By Dave Reardon
Copyright staradvertiser
It won’t be the same without Fresno State.
University of Hawaii football fans can talk all they want about good riddance to a program that is among those bailing out of the Mountain West for what looks like greener pastures in the new Pac-12 Conference.
But many will miss the Warriors’ most consistent rivalry, especially since this one — unlike those with BYU and Boise State — is fairly balanced, and not just mostly a one-way hate affair.
UH has beaten BYU just nine times of the 32 they’ve met. The last time they played, though, in 2019, the Warriors took down the Cougars 38-34 … and those 56-14 and 59-28 back-to-back beatdowns in 1989 and 1990 after 10 losses in a row from 1978 to 1988 will always remain a big part of Rainbows lore.
As for Boise State, UH has won just three times in 19 meetings since the first encounter in 1996. But two of those three victories were pretty significant for Hawaii.
The 34-19 win in 1999 was part of UH’s historic bounceback 9-4 season in June Jones’ first year as coach after the 0-12 of ’98. In 2007 the Warriors’ 39-27 win over the Broncos was UH’s only game against a ranked team in the 12-0 regular season that led to Hawaii’s only appearance in a New Year’s Day bowl game.

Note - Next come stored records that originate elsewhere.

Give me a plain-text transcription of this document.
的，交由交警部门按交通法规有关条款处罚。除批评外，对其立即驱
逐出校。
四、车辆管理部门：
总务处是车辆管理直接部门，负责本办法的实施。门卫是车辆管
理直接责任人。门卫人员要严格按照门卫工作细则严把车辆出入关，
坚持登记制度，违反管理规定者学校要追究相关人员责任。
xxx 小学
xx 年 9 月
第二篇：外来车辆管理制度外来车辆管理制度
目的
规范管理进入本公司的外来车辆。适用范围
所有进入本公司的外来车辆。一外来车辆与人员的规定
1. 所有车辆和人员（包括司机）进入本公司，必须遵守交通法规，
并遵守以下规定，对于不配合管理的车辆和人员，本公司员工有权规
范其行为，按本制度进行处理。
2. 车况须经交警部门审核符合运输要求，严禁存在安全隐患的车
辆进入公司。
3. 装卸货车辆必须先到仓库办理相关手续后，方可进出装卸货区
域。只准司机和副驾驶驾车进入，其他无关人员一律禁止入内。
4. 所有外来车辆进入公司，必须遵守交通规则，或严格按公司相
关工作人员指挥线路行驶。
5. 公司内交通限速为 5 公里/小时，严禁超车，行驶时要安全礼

But Fresno State has always been around. The Rainbow Warriors have played the Bulldogs more than any other team — 56 times since the first meeting in 1938, and every year since 1992 except for two seasons ago. Fresno State leads the all-time series, but it’s pretty close: 30-25-1 … and the Warriors have won three of the past four.
Two of Timmy Chang’s best games were against Fresno State — one as a player in 2002, and last year as a coach when the Warriors won 21-20 at Fresno with a 14-point fourth-quarter comeback.

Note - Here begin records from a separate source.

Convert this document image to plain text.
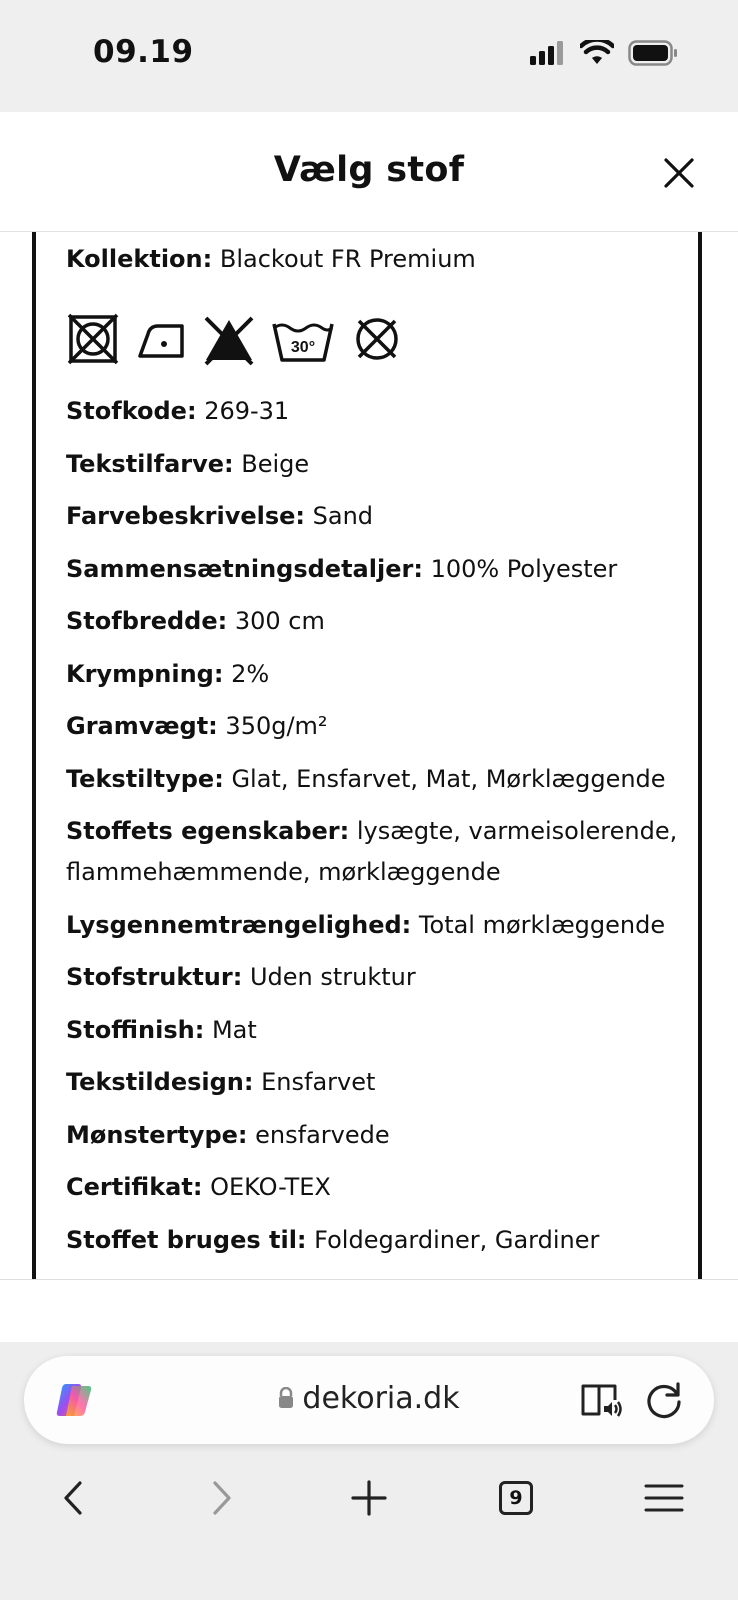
09.19
Vælg stof
Kollektion: Blackout FR Premium
30°
Stofkode: 269-31
Tekstilfarve: Beige
Farvebeskrivelse: Sand
Sammensætningsdetaljer: 100% Polyester
Stofbredde: 300 cm
Krympning: 2%
Gramvægt: 350g/m²
Tekstiltype: Glat, Ensfarvet, Mat, Mørklæggende
Stoffets egenskaber: lysægte, varmeisolerende, flammehæmmende, mørklæggende
Lysgennemtrængelighed: Total mørklæggende
Stofstruktur: Uden struktur
Stoffinish: Mat
Tekstildesign: Ensfarvet
Mønstertype: ensfarvede
Certifikat: OEKO-TEX
Stoffet bruges til: Foldegardiner, Gardiner
dekoria.dk
9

The Warriors were 3.5-point underdogs in early lines late Saturday after UH beat Portland State 23-3 and Fresno State clobbered Southern 56-7 to put both teams at 3-1 heading into conference competition. That line shrank to 2.5 points on Monday. But who — other than gamblers — cares about the point spread? It ended up not mattering that Hawaii was a 3-point underdog last year at Fresno.
UH was a 2-point underdog in 2002 when Chang was a sophomore quarterback. He passed for a then-career-high 462 yards and engineered two clutch fourth-quarter drives with scoring passes to Justin Colbert and Britton Komine to lead the Warriors from a 21-9 deficit to their first win ever at Bulldog Stadium. Kelvin Millhouse’s second interception, with Fresno State driving with less than a minute left, sealed what turned out to be a 31-21 victory when John West added an 81-yard TD run with 41 seconds remaining,
This was the infamous screwdriver game, when fans threw a variety of items onto the playing field. Whether a screwdriver that was on the grass after the game came from the stands is still debatable. But the Fresno State administration issued an official apology, anyway, which Jones said wasn’t necessary because, he said, the game management at Bulldog Stadium had actually improved from the Warriors’ previous visit. And no one was hit by anything — except for the Bulldogs by a Pisa Tinoisamoa-led defense and the run-and-shoot offense at its best.
Fresno State was also a big part of that magical 1999 season for Hawaii, as the ’Bows prevailed 31-24 in double-overtime over the ’Dogs. The win gave Hawaii a share of the WAC championship and a berth in the Jeep Oahu Bowl. Oregon State was favored by 17 in that one, but the Warriors delivered a 23-17 Christmas gift to their fans, capping what was then the biggest turnaround in NCAA football history.
Even if they are underdogs at kickoff on Saturday at the Ching Complex, it should just fire up the Warriors even more than they will be for their first Mountain West game of the year, and first this season against one of the schools abandoning the conference.
Plus, when the opponent is Fresno State it always means something.
Hopefully, for the sake of history and tradition, these schools find a way to keep playing each other even when they are no longer in the same conference.
As for this Saturday’s game, heeding some words from 23 years ago might help today’s Warriors, who were flagged 13 times for 138 yards in penalties last week.
“We just needed to be very disciplined and keep the penalties down,” center Lui Fuata said after the 2002 victory at Fresno that elevated the Warriors to 6-2 and helped key their first bowl appearance in three years. “We did, and we came out on top.”